Juan asintió y pasó los dedos en la mesita con el centro de cristal relleno de flores, el feo anaquel torcido lleno de platos de cerámica. La poltrona enorme y mullida. Me miró sonriendo.

- Es una idea bonita.
- Lo es. Ven.

Entramos a la biblioteca. Que como siempre, estaba muy desordenada, con libros abiertos aquí y allá, hojas de papel en blanco o escritas en el suelo, boligrafos y objetos de dudosa utilidad llenando las mesas y escritorios. Era un lugar atestado de cosas, de muchas historias. Y sin duda, mi favorito de la casa. Juan se acercó con los ojos muy abiertos a la destartalada bilioteca, llena hasta el tope de libros en diferente estado de deterioro. Habían textos universitarios, viejas colecciones, montones de diccionarios, mis libros de la escuela y los que me gustaba leer, los favoritos de mis abuelas, los muy queridos de mi mamá, que no había querido llevar a su nuevo y moderno apartamento. Cientos de libros apilados en un equilibrio frágil y hermoso que a mi solía hipnotizarme por horas.

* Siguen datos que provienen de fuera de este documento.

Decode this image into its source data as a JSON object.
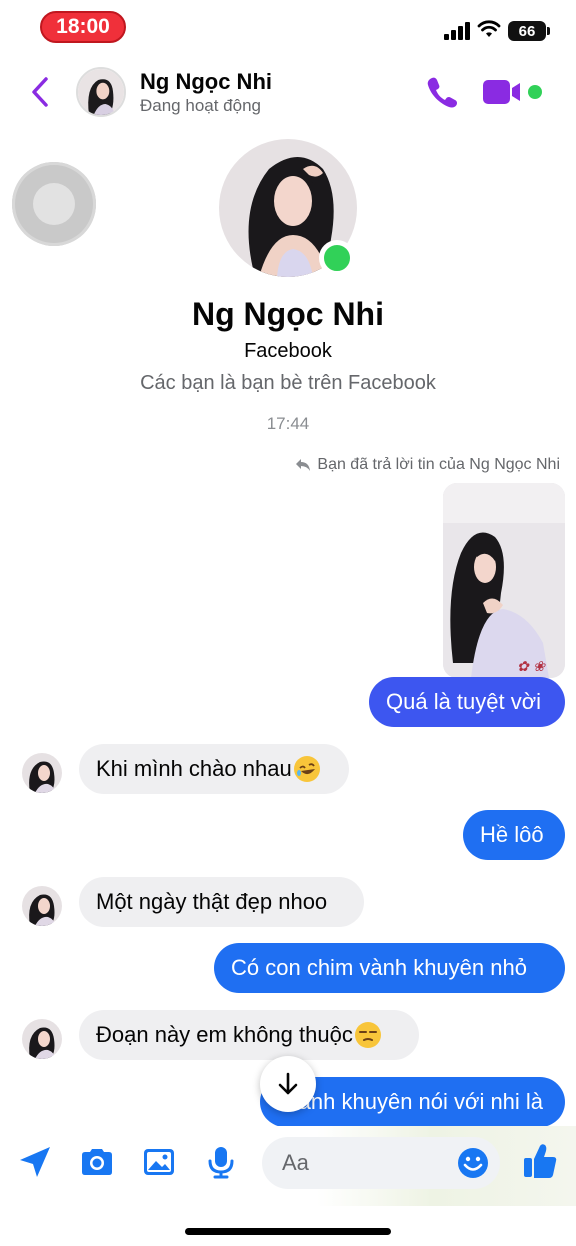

- ¡Pero son muchos libro! - dijo Juan - ¡Nadie los puede leer!
- Yo los leo. Mi abuela dice que todas las brujas leen mucho. Que les gusta aprender y llenarse la cabeza de historias - giré sobre mi misma, con los brazos levantados, feliz - es como que todas las palabras del mundo te cuentan cosas. ¡Y quieres verlas! ¡Quieres soñar!

Juan me miró como si estuviera loca. Luego soltó una carcajada. Extendió la mano y acarició uno que no tenía nombre en la solapa. Tenía tapa de cuero y un árbol taraceado en la portada. Me acerqué a él y le tomé del codo con delicadeza.

- Ese no. Es el Libro de las Sombras de mi abuela.
- ¿El qué?
- Donde escribe las cosas que aprende como brujas.

Juan dejó caer la mano y retrocedió un paso. Le hice un guiño amistoso.

- No pasa nada. Son cosas bonitas.
- ¿Tu también tienes uno?
- Tendré uno.

Salimos hacia el pasillo radiante. La escalera tenía un aspecto pacifico, como si la casa bostezara. Subí a la carrera, con Juan pisandome los talones no muy convencido.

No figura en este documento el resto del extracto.